In fact, under Section 41-02-06(3), N.D. C.C. (UCC § 2-106),

"`Termination' occurs when either party pursuant to a power created by agreement or law puts an end to the contract otherwise than for its breach. . . ."

In this case, the elevator was in breach, and Section 41-02-26(3), N.D.C.C. (UCC § 2-309), does not apply. The contract was canceled, not terminated.

The elevator makes the argument that Svihovec is not entitled to any "windfall" he might have received when he sold his grain in June to another buyer. The elevator claims that Svihovec acted in "bad faith" by failing to notify the elevator of his intention to resell his grain. From the record, we cannot find any evidence that Svihovec acted in bad faith when he trucked his wheat directly the Grain Terminal Association and sold it for a slightly higher price than provided under the contract. There is no duty to notify of a resale where the contract is canceled. Svihovec appears to have made every effort to deliver his grain to the elevator. In fact, testimony at trial revealed that he was desperate to deliver his grain to the elevator. It must be remembered that the entire time Svihovec held the grain in storage on his farm, he suffered the risk of loss upon casualty to the grain. In fact, some of the contract grain had to be discarded due to insect damage.

Svihovec was not a seller out to take advantage of a rising market. He made arrangements to market his wheat immediately upon Munch's refusal in late May to accept delivery. When Svihovec sold the grain in June, the market price had risen to only $2.20 per bushel. The elevator, on the other hand, seeks to collect damages at the price of $4.40 per bushel, the market price in September 1973, when it contends Svihovec breached the contract.
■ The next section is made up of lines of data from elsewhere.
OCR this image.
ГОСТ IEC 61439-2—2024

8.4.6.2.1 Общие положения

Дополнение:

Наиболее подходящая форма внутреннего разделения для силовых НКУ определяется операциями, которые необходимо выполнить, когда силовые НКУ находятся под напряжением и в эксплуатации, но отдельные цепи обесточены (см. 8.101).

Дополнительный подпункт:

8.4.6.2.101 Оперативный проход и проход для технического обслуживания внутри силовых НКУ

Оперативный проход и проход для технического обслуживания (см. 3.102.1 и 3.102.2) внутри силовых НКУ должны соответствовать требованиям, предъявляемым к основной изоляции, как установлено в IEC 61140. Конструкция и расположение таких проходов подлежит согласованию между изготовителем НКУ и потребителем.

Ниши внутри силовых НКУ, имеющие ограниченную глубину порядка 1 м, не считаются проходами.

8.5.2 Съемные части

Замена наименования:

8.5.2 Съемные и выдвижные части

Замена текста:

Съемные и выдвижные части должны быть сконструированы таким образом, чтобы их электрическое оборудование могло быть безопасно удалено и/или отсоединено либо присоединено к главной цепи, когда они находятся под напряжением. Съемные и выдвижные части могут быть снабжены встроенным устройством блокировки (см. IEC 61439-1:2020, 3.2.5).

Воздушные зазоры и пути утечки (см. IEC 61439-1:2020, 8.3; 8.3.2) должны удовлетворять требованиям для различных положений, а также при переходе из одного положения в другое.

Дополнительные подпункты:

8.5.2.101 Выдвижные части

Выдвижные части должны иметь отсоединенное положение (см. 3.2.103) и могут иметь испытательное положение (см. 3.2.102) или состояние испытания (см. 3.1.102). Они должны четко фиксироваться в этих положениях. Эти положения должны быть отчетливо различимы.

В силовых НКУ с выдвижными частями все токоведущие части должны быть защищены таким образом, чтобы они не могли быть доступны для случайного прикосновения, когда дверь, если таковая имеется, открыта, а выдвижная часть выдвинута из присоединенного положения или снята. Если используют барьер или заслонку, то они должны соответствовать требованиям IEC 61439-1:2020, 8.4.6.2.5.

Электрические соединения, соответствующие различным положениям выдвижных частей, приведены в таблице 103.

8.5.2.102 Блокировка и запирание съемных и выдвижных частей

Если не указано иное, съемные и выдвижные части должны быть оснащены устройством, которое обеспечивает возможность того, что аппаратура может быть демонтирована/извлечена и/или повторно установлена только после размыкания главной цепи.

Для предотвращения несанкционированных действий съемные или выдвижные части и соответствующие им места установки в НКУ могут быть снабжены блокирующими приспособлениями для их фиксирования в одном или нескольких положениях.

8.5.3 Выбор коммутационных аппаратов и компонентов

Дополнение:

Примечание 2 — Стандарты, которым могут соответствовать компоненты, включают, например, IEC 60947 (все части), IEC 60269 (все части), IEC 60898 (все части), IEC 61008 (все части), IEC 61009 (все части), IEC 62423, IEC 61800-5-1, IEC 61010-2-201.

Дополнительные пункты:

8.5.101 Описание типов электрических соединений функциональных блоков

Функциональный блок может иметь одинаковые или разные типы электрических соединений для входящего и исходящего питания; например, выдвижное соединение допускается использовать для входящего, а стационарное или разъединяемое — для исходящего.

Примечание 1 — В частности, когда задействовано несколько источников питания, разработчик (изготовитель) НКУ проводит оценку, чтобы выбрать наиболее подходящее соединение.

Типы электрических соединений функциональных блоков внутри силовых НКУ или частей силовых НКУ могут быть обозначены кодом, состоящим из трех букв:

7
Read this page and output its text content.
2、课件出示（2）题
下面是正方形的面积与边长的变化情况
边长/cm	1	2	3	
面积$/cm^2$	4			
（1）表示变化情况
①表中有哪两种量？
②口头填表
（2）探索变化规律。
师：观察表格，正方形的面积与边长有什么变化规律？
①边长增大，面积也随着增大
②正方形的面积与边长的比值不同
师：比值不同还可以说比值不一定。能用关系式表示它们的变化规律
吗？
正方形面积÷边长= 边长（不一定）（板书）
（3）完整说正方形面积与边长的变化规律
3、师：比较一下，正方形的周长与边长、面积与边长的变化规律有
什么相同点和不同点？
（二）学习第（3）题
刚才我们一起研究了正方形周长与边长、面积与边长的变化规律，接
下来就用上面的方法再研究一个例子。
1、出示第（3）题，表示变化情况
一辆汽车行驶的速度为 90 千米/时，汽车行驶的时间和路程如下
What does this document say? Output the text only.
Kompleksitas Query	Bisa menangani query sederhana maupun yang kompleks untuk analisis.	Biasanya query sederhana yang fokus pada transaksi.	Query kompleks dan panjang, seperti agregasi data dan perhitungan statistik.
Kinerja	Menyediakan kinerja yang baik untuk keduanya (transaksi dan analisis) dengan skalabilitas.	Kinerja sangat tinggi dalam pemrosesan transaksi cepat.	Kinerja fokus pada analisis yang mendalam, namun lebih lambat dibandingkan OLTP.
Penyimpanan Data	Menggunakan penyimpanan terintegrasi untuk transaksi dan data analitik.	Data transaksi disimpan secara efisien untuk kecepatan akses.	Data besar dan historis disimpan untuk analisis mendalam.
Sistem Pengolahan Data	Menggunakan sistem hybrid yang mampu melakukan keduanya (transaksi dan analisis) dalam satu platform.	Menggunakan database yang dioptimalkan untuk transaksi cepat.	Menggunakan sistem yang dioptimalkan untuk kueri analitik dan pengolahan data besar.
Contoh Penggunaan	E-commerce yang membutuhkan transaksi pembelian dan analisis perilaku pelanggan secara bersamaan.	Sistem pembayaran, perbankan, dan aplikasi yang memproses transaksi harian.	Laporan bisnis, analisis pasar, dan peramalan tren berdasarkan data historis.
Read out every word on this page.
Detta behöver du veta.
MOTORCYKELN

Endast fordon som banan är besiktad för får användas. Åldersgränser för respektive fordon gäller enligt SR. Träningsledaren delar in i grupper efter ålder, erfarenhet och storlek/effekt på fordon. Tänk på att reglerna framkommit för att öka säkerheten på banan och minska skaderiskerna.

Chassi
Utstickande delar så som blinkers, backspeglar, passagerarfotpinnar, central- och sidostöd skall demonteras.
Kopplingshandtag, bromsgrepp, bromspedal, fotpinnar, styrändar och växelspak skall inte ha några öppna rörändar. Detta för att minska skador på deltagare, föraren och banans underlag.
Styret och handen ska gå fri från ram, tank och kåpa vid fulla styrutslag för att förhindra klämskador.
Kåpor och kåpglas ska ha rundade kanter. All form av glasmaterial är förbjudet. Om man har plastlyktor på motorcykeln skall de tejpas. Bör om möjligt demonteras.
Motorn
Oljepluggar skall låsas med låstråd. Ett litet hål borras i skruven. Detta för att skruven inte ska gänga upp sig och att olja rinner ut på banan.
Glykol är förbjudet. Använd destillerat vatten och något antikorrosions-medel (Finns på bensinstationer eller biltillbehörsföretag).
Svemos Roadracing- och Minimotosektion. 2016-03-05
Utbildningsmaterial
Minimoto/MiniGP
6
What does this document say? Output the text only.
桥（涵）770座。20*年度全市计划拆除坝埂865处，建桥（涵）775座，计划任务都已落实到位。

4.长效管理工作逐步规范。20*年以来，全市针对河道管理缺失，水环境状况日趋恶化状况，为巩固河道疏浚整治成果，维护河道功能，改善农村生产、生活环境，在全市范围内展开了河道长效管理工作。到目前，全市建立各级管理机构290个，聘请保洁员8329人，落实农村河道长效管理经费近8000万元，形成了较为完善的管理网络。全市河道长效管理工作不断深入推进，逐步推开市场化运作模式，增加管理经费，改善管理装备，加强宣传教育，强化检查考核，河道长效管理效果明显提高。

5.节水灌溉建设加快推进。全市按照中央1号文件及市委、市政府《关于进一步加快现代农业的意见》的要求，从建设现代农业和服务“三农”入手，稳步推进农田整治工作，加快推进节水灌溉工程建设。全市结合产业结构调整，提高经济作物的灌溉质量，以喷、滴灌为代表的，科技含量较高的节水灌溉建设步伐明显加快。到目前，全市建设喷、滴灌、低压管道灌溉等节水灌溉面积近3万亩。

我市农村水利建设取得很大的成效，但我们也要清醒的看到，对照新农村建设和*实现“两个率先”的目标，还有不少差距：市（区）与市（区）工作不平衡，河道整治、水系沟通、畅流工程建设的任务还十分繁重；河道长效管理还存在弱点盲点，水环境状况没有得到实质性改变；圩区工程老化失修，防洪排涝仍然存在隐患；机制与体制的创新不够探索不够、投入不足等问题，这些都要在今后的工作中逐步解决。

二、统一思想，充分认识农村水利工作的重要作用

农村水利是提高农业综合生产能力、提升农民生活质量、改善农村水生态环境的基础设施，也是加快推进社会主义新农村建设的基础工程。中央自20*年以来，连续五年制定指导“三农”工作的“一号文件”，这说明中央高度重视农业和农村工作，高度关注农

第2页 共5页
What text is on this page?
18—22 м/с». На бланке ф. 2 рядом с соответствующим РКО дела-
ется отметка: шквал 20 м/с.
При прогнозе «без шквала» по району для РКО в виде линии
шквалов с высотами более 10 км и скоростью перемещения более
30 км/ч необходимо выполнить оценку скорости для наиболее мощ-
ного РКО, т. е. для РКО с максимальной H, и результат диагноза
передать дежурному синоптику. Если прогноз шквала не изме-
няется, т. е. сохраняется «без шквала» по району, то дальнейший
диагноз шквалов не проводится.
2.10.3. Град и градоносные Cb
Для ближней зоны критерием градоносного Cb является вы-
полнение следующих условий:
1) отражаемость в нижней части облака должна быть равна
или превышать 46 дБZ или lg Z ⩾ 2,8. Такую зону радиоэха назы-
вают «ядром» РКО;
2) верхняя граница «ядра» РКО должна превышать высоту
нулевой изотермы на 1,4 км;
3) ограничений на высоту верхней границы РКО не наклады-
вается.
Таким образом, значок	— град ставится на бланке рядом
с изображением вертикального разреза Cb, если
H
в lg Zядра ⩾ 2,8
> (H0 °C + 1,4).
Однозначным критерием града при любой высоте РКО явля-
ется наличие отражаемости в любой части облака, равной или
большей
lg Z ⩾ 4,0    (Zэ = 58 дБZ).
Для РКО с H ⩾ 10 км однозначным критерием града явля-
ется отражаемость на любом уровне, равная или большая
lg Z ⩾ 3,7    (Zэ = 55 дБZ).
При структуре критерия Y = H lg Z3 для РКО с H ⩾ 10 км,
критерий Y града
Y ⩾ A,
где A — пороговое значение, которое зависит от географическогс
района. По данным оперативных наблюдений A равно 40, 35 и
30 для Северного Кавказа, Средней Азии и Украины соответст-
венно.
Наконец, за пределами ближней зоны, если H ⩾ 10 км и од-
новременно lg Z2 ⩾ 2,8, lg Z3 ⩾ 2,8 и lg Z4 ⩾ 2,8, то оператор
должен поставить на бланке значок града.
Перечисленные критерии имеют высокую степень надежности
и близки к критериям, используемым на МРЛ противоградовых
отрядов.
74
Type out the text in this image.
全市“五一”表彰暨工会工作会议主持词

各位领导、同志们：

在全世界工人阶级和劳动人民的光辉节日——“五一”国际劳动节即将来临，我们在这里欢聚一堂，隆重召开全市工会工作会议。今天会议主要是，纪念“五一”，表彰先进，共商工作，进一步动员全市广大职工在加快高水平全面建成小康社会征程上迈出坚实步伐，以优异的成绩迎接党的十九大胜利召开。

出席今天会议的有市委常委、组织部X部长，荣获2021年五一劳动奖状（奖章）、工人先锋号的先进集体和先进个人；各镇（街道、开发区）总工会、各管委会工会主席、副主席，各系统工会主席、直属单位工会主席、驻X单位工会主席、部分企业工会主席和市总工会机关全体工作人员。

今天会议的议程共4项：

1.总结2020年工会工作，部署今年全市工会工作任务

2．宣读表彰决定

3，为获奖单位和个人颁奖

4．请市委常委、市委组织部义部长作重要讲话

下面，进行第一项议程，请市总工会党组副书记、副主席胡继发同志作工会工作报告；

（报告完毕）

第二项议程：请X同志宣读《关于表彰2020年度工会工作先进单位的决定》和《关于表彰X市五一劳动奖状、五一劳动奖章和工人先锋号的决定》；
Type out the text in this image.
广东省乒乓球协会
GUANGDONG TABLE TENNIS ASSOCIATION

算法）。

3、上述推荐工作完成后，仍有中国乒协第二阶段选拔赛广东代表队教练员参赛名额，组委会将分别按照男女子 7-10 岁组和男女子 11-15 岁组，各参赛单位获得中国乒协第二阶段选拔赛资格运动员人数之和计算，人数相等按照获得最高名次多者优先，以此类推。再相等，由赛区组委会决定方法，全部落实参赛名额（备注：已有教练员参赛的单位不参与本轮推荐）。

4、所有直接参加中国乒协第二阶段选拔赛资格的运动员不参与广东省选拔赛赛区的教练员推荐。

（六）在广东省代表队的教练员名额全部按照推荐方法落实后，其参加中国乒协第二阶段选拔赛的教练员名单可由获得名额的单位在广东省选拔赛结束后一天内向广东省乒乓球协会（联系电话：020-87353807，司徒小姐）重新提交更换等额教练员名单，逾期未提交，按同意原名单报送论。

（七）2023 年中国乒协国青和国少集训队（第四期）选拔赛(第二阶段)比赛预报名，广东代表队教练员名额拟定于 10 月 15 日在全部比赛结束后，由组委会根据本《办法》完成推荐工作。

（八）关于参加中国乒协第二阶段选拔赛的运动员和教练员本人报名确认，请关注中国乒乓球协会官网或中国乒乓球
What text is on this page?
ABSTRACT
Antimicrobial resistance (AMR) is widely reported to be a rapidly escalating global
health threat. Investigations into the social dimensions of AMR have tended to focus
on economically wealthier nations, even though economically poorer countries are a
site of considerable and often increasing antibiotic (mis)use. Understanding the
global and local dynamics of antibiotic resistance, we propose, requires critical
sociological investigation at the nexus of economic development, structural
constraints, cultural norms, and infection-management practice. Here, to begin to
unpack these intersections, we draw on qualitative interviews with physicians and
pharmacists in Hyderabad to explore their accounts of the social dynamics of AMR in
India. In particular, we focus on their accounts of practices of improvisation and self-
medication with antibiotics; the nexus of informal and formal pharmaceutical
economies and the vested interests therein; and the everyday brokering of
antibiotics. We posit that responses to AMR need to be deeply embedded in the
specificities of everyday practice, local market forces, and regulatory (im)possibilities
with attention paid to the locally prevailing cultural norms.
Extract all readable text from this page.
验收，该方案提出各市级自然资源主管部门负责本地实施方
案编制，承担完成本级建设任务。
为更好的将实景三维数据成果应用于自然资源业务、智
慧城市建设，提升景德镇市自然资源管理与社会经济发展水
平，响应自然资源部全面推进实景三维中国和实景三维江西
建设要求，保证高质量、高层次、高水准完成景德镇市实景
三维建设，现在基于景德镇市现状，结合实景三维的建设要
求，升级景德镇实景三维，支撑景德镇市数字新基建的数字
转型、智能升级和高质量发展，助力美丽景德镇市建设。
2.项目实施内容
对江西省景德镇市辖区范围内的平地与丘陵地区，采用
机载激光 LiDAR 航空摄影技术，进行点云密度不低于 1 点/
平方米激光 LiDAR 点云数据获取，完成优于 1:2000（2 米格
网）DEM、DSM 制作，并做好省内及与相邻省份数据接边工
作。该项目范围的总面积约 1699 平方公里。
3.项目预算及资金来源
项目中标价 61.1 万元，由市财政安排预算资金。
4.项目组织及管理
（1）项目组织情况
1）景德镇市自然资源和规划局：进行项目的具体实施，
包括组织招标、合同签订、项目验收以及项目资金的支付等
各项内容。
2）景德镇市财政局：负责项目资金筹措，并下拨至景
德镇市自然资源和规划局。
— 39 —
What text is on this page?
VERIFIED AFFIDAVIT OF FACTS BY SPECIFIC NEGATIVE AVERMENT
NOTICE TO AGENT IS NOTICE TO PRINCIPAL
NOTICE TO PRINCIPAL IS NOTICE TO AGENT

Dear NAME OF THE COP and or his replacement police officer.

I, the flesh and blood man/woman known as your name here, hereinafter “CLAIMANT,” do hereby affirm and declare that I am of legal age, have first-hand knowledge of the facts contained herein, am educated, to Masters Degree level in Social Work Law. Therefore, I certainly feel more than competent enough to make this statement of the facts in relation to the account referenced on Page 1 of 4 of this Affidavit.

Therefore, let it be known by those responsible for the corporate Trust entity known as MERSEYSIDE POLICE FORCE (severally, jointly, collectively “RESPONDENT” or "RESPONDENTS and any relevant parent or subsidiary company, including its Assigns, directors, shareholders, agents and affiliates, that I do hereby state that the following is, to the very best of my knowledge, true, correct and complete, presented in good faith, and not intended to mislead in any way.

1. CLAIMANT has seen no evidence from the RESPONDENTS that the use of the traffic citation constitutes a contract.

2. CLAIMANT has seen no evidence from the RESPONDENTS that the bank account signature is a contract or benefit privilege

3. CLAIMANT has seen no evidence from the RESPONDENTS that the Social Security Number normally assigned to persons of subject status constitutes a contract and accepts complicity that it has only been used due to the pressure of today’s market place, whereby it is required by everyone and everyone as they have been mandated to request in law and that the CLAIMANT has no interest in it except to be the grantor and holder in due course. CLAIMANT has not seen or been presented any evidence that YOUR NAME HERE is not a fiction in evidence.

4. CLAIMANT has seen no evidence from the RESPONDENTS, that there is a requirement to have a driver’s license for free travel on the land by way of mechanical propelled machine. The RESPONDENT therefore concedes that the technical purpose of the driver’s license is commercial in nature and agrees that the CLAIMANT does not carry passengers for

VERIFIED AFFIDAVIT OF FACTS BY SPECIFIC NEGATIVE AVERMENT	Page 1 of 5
We find no bad faith on the part of Svihovec.




[1] It should be noted on this point that Munch's testimony at trial indicated that it is customary in grain contracts not to specify the exact date for delivery, to give the farmer some leeway to arrange for hauling his wheat to the elevator. Thus a broad delivery date such as "March Delivery" is not unusual; it also gives the elevator time to arrange for space for the contract grain. Svihovec was not shown to have had knowledge of any such custom.

[2] Even inability to obtain boxcars might not be a complete bar to acceptance of delivery. The elevator might have been able to rent or build additional storage, or, in case of necessity, storing the grain in the open on the ground, and thereby transferring the risk of loss from Svihovec to itself, might be held reasonable.